Fetishization of girls of color
In Moxie, we learn that a student of color, Kiera (Sydney Park), always wins “best ass” in the boys’ ranked list of the girls in their class. In a similar vein, Lucy briefly discusses the phenomenon of people touching Black girls’ hair without their permission. Unfortunately, examples like these of girls of color being sexualized in racially specific ways are not the stuff of fiction. In a February Forbes article, author Janice Gassam Asare explains: “Fetishization can be thought of as the act of making someone an object of sexual desire based on some aspect of their identity.” She goes on to say: “Saying that you want to associate with someone or date them only because of the racial/ethnic group that they belong to or some aspect of their racial identity may be a good indication that you are engaged in fetishization.”
Seeing male harassers and assaulters protected
In Moxie, the school principal dismisses Lucy’s claims that Mitchell is harassing her. We also find out later that Mitchell had previously raped another girl; she didn’t report it for fear of the ramifications, and we don’t see him suffer any consequences. Ever heard of Brock Turner?
Moxie isn’t perfect. I would’ve liked to see a deeper exploration of the roles whiteness and white supremacy play in white girls’ feminist awakenings. Vivian is moved to action in large part because of her early encounters with Lucy, the new Black girl in school, but it’s Vivian’s story that’s centered, and she receives most of the glory, which is problematic. I also would’ve liked to see greater representation of the experiences of disabled girls, fat girls, and queer girls. There is one disabled character, Meg (Emily Hopper), but her presence could’ve been highlighted more, and the lack of body diversity in the cast is noticeable, as is the almost complete absence of the specific issues faced by fat girls and queer girls.

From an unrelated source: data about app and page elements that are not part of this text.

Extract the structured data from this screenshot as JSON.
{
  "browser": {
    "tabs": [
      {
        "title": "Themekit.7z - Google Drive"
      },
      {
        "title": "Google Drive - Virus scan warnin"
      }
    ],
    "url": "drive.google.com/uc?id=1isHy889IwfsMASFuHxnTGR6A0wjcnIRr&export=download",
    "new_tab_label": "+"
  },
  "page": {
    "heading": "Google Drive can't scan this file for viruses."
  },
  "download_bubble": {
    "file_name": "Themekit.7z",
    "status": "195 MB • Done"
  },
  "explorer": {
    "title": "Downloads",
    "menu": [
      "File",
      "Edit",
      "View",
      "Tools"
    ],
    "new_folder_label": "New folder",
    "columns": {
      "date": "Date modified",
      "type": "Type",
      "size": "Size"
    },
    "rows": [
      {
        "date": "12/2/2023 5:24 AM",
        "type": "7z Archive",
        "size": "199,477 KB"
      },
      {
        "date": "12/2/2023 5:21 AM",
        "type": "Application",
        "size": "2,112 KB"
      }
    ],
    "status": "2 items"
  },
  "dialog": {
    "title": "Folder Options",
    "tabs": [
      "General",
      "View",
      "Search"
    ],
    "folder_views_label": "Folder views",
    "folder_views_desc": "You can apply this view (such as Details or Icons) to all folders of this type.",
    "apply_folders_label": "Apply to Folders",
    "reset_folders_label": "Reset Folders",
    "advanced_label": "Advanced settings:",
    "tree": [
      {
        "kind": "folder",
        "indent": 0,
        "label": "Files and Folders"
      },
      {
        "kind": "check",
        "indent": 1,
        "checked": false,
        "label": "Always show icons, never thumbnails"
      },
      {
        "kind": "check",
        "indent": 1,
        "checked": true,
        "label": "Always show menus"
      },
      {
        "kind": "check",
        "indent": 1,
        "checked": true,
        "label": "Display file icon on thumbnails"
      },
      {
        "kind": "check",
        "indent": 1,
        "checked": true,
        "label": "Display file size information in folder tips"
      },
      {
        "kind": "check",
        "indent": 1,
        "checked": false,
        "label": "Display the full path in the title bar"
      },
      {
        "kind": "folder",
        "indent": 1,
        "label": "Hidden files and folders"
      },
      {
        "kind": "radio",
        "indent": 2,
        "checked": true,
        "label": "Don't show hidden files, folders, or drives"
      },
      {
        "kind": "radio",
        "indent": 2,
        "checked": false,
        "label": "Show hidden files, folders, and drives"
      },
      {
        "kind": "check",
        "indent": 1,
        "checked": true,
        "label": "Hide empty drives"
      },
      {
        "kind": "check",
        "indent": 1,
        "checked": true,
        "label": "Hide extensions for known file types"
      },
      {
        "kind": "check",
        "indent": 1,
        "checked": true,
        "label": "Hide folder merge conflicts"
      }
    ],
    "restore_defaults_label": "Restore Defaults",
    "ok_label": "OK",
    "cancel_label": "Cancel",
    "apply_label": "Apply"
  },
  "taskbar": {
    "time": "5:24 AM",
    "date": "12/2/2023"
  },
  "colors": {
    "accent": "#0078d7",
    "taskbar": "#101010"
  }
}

That being said, I maintain that Moxie presents viewers with a window into some of the real-life challenges that teenage girls confront every day, and that these are issues we should all take seriously. This movie also shows that teen girls are tough. Teen girls are resilient. Teen girls raise their voices against injustice. Teen girls are not to be underestimated. Teen girls have moxie.
And, just think what they could do if they didn’t have to deal with all this patriarchal, white supremacist bullsh*t.